Under clause 8F of the Environmental Planning and Assessment Regulation 2000 (EPA Reg) , owners consent was required for the making of a project application or modification application under Part 3A, except in certain circumstances, which were not relevant in this case.
The Court considered whether a letter from the owner of the land, authorising the making of a development application to the Council, could constitute consent to the making of a project application under Part 3A of the EPA Act.
The Court held that it could not. The Court rejected the argument that landowners could not be expected to understand the various types of approvals under the EPA Act and found that consent to the making of a development application under Part 4 of the EPA Act, was not synonymous to consent to the making of a project application under Part 3A of the EPA Act. Whilst the Court agreed that there is flexibility inherent in Part 3A, it did not agree that such flexibility extended to obviate the need for compliance with the legal requirements in respect of owners consent.
The Court also considered whether a letter evidencing owners consent needed to be provided to the consent authority before its determination, or whether it was sufficient that the letter came into existence before the determination.
The Court held that the letter evidencing owners consent needed to be provided to the consent authority before it made its determination.
The case also dealt with a claim made by the Council that the approval to the concept plan application was invalid, as Council was not afforded procedural fairness in respect of allegations made about bias on the part of a Councillor.

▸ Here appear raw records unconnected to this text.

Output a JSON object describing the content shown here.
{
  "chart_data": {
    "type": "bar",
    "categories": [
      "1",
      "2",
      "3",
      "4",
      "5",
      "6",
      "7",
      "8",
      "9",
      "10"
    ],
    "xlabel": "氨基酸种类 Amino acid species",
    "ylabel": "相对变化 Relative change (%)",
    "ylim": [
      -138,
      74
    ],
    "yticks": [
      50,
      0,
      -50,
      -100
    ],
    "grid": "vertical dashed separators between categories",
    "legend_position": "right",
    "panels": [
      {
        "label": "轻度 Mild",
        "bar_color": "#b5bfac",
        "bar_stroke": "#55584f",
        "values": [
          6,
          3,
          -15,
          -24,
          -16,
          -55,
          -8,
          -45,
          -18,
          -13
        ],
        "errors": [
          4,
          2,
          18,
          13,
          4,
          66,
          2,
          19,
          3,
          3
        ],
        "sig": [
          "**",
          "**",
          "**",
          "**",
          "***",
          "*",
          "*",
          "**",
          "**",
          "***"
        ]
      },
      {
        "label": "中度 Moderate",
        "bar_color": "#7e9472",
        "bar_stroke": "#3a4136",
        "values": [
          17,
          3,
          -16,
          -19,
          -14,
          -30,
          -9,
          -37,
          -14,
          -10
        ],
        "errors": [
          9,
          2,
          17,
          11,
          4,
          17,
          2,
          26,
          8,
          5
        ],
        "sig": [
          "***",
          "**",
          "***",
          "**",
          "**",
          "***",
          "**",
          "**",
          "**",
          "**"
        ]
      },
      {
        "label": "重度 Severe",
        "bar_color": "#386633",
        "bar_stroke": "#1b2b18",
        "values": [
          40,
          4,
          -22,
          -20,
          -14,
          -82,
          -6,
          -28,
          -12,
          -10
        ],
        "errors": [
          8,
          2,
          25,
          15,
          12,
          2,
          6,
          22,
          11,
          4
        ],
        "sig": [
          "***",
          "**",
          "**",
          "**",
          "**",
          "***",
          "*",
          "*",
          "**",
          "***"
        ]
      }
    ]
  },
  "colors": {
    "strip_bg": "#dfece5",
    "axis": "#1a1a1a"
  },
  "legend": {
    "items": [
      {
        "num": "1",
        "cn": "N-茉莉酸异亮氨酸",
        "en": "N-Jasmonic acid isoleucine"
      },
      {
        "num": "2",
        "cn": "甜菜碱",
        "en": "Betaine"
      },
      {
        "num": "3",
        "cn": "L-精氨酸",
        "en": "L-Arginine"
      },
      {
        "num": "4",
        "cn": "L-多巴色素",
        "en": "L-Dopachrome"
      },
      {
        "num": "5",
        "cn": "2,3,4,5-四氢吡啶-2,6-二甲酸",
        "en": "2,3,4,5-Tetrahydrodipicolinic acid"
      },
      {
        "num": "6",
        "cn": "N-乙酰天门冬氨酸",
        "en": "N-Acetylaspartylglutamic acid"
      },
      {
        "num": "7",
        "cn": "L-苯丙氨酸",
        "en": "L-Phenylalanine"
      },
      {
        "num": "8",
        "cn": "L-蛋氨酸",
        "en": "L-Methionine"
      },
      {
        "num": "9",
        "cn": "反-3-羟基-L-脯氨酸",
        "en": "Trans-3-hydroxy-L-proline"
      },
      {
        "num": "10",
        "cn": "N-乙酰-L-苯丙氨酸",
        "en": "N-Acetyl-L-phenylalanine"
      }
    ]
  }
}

The solicitor representing the proponent of the development had made an allegation to the Planning Assessment Commission (who was determining the application under delegation from the Minister), that there was ‘an agenda to delay our application by a person or persons inside Hurstville Council.’
The Council argued that it was denied procedural fairness as it had not been provided with a copy of these emails prior to the determination of the application, and therefore did not have the opportunity to respond to the allegation.
The Council submitted that it had a right, interest or privilege in making a submission to the PAC and having that submission taken into account as a mandatory consideration. In it’s submission the Council argued that this right, interest or privilege would be adversely affected or prejudiced by information provided by the allegation, as it might discredit Council’s submission.
The Court found that the whilst the Council had a right to make submissions under Part 3A in respect of the proponent’s Environmental Assessment during the public exhibition period, that right was not adversely affected by the failure to provide Council with copies of the emails. This ground of challenge to the concept plan application therefore failed.